I'm adopting a new goal to post once per week, on Thursdays or Fridays. But so that I don't lose it, I wanted to talk about an idea I've been ruminating for a while: family law has its origins in property law. In order to flesh this out, I will need to figure out when property law as we understand it came into being and for whom. As for the Western world and the Anglo-American legal tradition, I know that all real property in England ultimately belonged to the crown. What about personal property? What regulations were there over a man regarding his livestock, and how were they different from regulations pertaining to women and children? Is the Bible helpful in understanding this question?
Same questions go for the Middle East. How did property law evolve there? When did a separate family law jurisprudence emerge, and was it part of church or secular adjudication? Is the Quran helpful in understanding this question as it pertains to the Middle East?
I work from a place of curiosity and deep offense with this question. The idea that I am less than a man because I am a woman has always been quite unpalatable to me. Knowing that women in different times or places literally had no human rights and were completely dependent on their fathers and husbands is hard to wrap my mind around. The very idea that my birth as female dooms me to different treatment for life is shocking and maddening. This is why my feminism gave rise to intersectional progressive values and secular humanism: I reject white, able-bodied men as the "default"of humanity. This world does not belong to one subset of its inhabitants.

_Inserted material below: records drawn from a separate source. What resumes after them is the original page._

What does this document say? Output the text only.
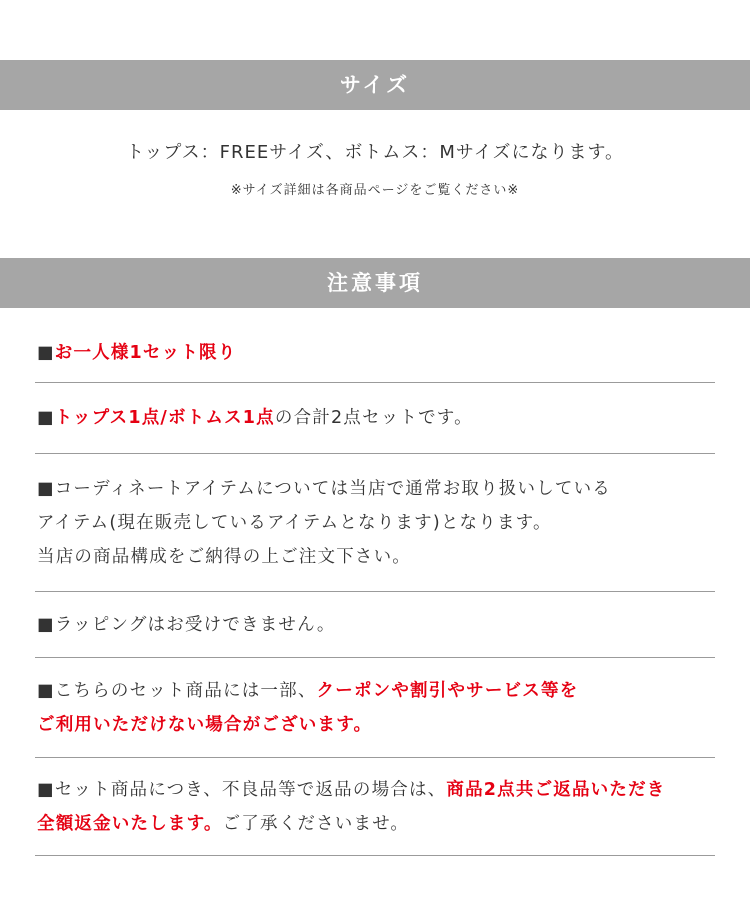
サイズ
トップス：FREEサイズ、ボトムス：Mサイズになります。
※サイズ詳細は各商品ページをご覧ください※
注意事項
■お一人様1セット限り
■トップス1点/ボトムス1点の合計2点セットです。
■コーディネートアイテムについては当店で通常お取り扱いしている
アイテム(現在販売しているアイテムとなります)となります。
当店の商品構成をご納得の上ご注文下さい。
■ラッピングはお受けできません。
■こちらのセット商品には一部、クーポンや割引やサービス等を
ご利用いただけない場合がございます。
■セット商品につき、不良品等で返品の場合は、商品2点共ご返品いただき
全額返金いたします。ご了承くださいませ。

How did this devaluation of women begin? Women's physical power to create life must have seemed divine in early humanity: goddess worship was most likely, quite common. I had a thought the other day that perhaps death in childbirth contributed to the devaluation of women. It seems inefficient today to keep half the world's population illiterate and weak. Maybe during most of human history, when women were married and pregnant in their teens and deaths in childbirth were frequent, educating women, or indeed becoming attached emotionally to them, must have seemed like a waste of time. Maybe our biology reduced us to death before the patriarchy reduced us to our biology.